La publication, ce 10 novembre 2025, de la liste des candidats retenus pour l’élection du Bureau de l’Assemblée nationale confirme une réalité désormais habituelle : chaque poste n’a enregistré qu’un seul candidat validé. Une configuration qui transforme ce qui aurait dû être une compétition démocratique en une simple formalité administrative.
Selon les conclusions présentées par le Rapporteur de l’Assemblée nationale, le Professeur Jacques Ndjoli, les candidatures retenues sont celles de l’Honorable Aimé Boji Sangara pour la présidence du Bureau et de l’Honorable Clotilde Mutita Kalonga pour le poste de Rapporteur adjoint. Aucune autre candidature, ni de l’opposition ni des non-inscrits, n’a été jugée recevable par la commission technique.
Cette absence de véritable concurrence laisse planer une évidence : les deux personnalités sont assurées d’intégrer le Bureau, sauf rebondissement majeur. Le vote à venir ne sera qu’une étape protocolaire destinée à entériner des choix déjà figés dans les faits.
Mais la décision de la commission ne passe pas au sein de l’opposition. Le député national élu de l’Ituri, Gratien Iracan, candidat rejeté au poste de Rapporteur adjoint, dénonce une décision arbitraire et annonce une riposte judiciaire : « Je suis dans mon droit de saisir le Conseil d’État pour : l’annulation de la décision pour excès de pouvoir ; la suspension de l’exécution en urgence (référé-suspension) ; le rétablissement du droit de participation au scrutin. » Une démarche qui vise à contester ce qu’il considère comme un verrouillage politique orchestré par la majorité.
Pour plusieurs analystes, cette configuration révèle effectivement une maîtrise totale du processus par la majorité parlementaire, du dépôt à la validation des candidatures.

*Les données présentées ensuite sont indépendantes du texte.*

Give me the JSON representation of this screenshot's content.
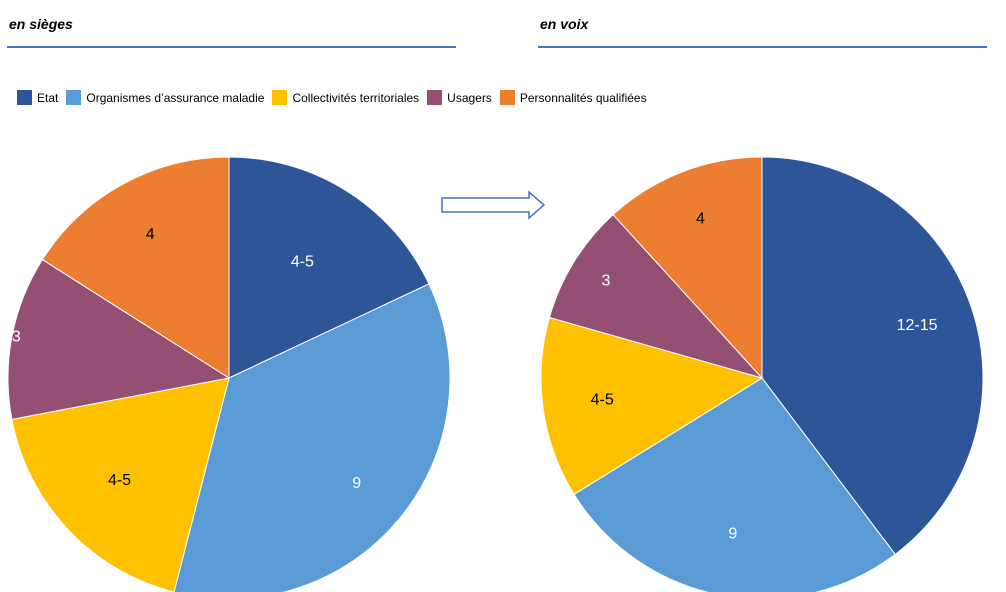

L’opposition, elle, apparaît soit marginalisée, soit dans l’impossibilité de faire valider ses profils par la commission.
Le Professeur Ndjoli affirme pourtant que toutes les décisions ont été prises dans le strict respect du Règlement intérieur. Mais derrière ces assurances juridiques se cache une réalité politique : l’équilibre actuel des forces à l’hémicycle laisse très peu de place à un véritable pluralisme.
En somme, l’élection annoncée n’aura rien d’un affrontement démocratique. Elle servira avant tout à officialiser l’entrée au Bureau de figures dont la victoire semblait acquise avant même l’ouverture du processus.